Looking Through Tyson's Entrails
Looking Through Tyson's Entrails
Robert Kenner's film Food Inc. has been widely praised for its in-depth reporting. But might that reporting have been even stronger if Kenner and company had pored over the financial filings of the companies he scrutinized?
Michelle Leder seems to think so. Leder, of footnoted.org, spends her days poring over SEC filings, finding all kinds of information that many news organizations miss. On Friday, she attended a screening of Food Inc. where Kenner took questions. She asked him whether he or his researchers had examined filings, and while she doesn't say so explicitly, the answer apparently was no.
"As most footnoted readers know, Smithfield (SFD), Monsanto (MON), Con-Agra (CAG) and Tyson (TSN) are all publicly traded companies with reams of information available as long as you’re willing to dive in," she wrote. "Because most of the companies were unwilling to respond to Kenner’s inquiries (or appear on camera) while he was working on the film, I suggested that the filings might have been helpful."
Tyson had coincidentally filed its 10K on Monday, and Leder decided to check it out. And, she wrote, "some of these numbers in the filing just blew me away." In the past year, she found, Tyson has expanded in a huge way – 10 new chicken processing plants and many new breeder houses and broiler plants. At the same time, no new facilities for Tyson's beef or pork businesses.
After a poultry glut (in large part willfully caused by Tyson) and plunging retail prices, Tyson apparently sees a bright future for its chicken business.
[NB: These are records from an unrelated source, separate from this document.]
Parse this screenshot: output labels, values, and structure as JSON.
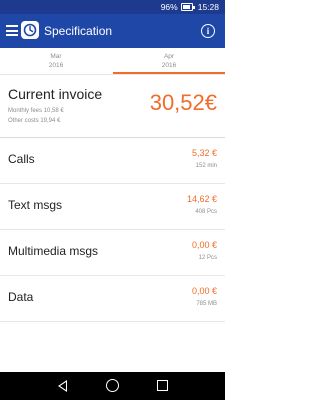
{
  "status_bar": {
    "battery": "96%",
    "battery_level": 0.96,
    "time": "15:28"
  },
  "app_bar": {
    "title": "Specification"
  },
  "tabs": [
    {
      "month": "Mar",
      "year": "2016",
      "selected": false
    },
    {
      "month": "Apr",
      "year": "2016",
      "selected": true
    }
  ],
  "invoice": {
    "label": "Current invoice",
    "amount": "30,52€",
    "monthly_fees": "Monthly fees 10,58 €",
    "other_costs": "Other costs 19,94 €"
  },
  "rows": [
    {
      "label": "Calls",
      "amount": "5,32 €",
      "sub": "152 min"
    },
    {
      "label": "Text msgs",
      "amount": "14,62 €",
      "sub": "408 Pcs"
    },
    {
      "label": "Multimedia msgs",
      "amount": "0,00 €",
      "sub": "12 Pcs"
    },
    {
      "label": "Data",
      "amount": "0,00 €",
      "sub": "785 MB"
    }
  ],
  "colors": {
    "app_bar": "#1f47a8",
    "status_bar": "#1e3a8e",
    "accent": "#f26c2a"
  },
  "icons": {
    "menu": "menu-icon",
    "app": "app-logo-icon",
    "info": "info-icon",
    "back": "back-icon",
    "home": "home-icon",
    "recent": "recent-apps-icon"
  }
}
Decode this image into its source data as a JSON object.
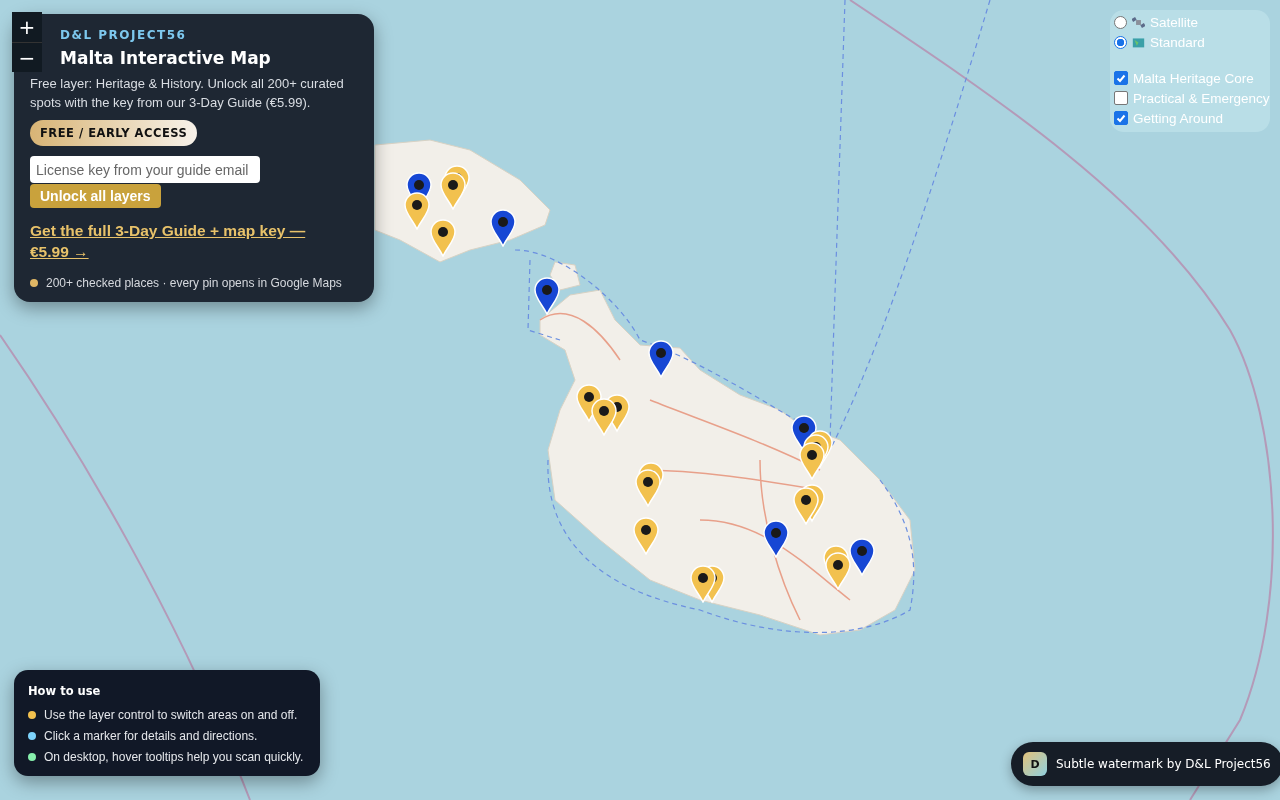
{
  "zoom_control": {
    "zoom_in": "+",
    "zoom_out": "−"
  },
  "info_panel": {
    "brand": "D&L PROJECT56",
    "title": "Malta Interactive Map",
    "description": "Free layer: Heritage & History. Unlock all 200+ curated spots with the key from our 3-Day Guide (€5.99).",
    "badge": "FREE / EARLY ACCESS",
    "license_field": {
      "placeholder": "License key from your guide email"
    },
    "unlock_button": "Unlock all layers",
    "guide_link": "Get the full 3-Day Guide + map key — €5.99 →",
    "note": "200+ checked places · every pin opens in Google Maps"
  },
  "layer_control": {
    "base_layers": [
      {
        "kind": "satellite",
        "label": "Satellite",
        "selected": false
      },
      {
        "kind": "standard",
        "label": "Standard",
        "selected": true
      }
    ],
    "overlays": [
      {
        "label": "Malta Heritage Core",
        "checked": true
      },
      {
        "label": "Practical & Emergency",
        "checked": false
      },
      {
        "label": "Getting Around",
        "checked": true
      }
    ]
  },
  "markers": [
    {
      "pins": [
        {
          "color": "#f2c14e"
        },
        {
          "color": "#f2c14e"
        }
      ]
    },
    {
      "pins": [
        {
          "color": "#1747d4"
        },
        {
          "color": "#f2c14e"
        }
      ]
    },
    {
      "pins": [
        {
          "color": "#f2c14e"
        }
      ]
    },
    {
      "pins": [
        {
          "color": "#1747d4"
        }
      ]
    },
    {
      "pins": [
        {
          "color": "#1747d4"
        }
      ]
    },
    {
      "pins": [
        {
          "color": "#1747d4"
        }
      ]
    },
    {
      "pins": [
        {
          "color": "#f2c14e"
        },
        {
          "color": "#f2c14e"
        },
        {
          "color": "#f2c14e"
        }
      ]
    },
    {
      "pins": [
        {
          "color": "#1747d4"
        },
        {
          "color": "#f2c14e"
        },
        {
          "color": "#f2c14e"
        },
        {
          "color": "#f2c14e"
        }
      ]
    },
    {
      "pins": [
        {
          "color": "#f2c14e"
        },
        {
          "color": "#f2c14e"
        }
      ]
    },
    {
      "pins": [
        {
          "color": "#f2c14e"
        },
        {
          "color": "#f2c14e"
        }
      ]
    },
    {
      "pins": [
        {
          "color": "#1747d4"
        }
      ]
    },
    {
      "pins": [
        {
          "color": "#f2c14e"
        }
      ]
    },
    {
      "pins": [
        {
          "color": "#f2c14e"
        },
        {
          "color": "#f2c14e"
        }
      ]
    },
    {
      "pins": [
        {
          "color": "#f2c14e"
        },
        {
          "color": "#f2c14e"
        }
      ]
    },
    {
      "pins": [
        {
          "color": "#1747d4"
        }
      ]
    }
  ],
  "how_to_use": {
    "title": "How to use",
    "items": [
      {
        "text": "Use the layer control to switch areas on and off.",
        "color": "#f2c14e"
      },
      {
        "text": "Click a marker for details and directions.",
        "color": "#7dd3fc"
      },
      {
        "text": "On desktop, hover tooltips help you scan quickly.",
        "color": "#86efac"
      }
    ]
  },
  "credit_badge": {
    "initial": "D",
    "text": "Subtle watermark by D&L Project56"
  }
}
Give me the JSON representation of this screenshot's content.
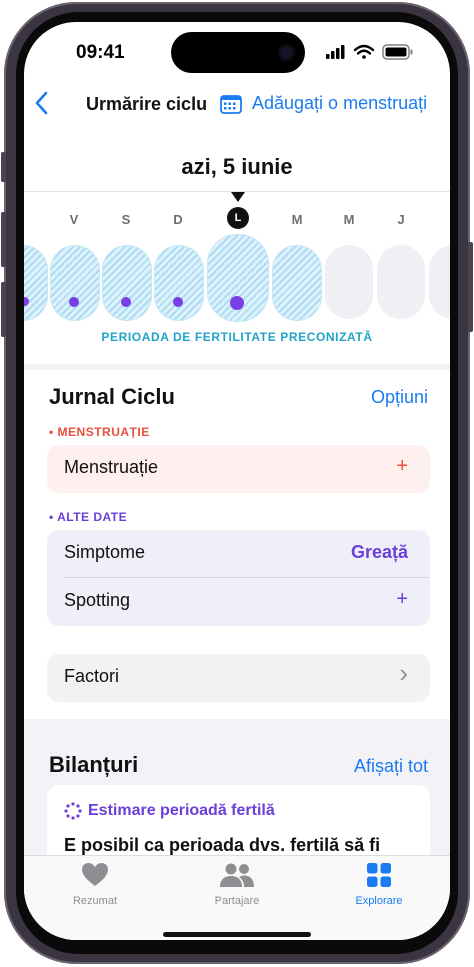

Chicken sales are edging up and Tyson last week named Donnie Smith, head of the company's chicken operations, as its new CEO.
More to the point of the film, Leder discovered "the control some of these companies are able to exert on regulators." Her single data point on this score: Tyson was fined $5.5 million over problems with wastewater at one of its plants in Nebraska, and was able to get it reduced to $2 million.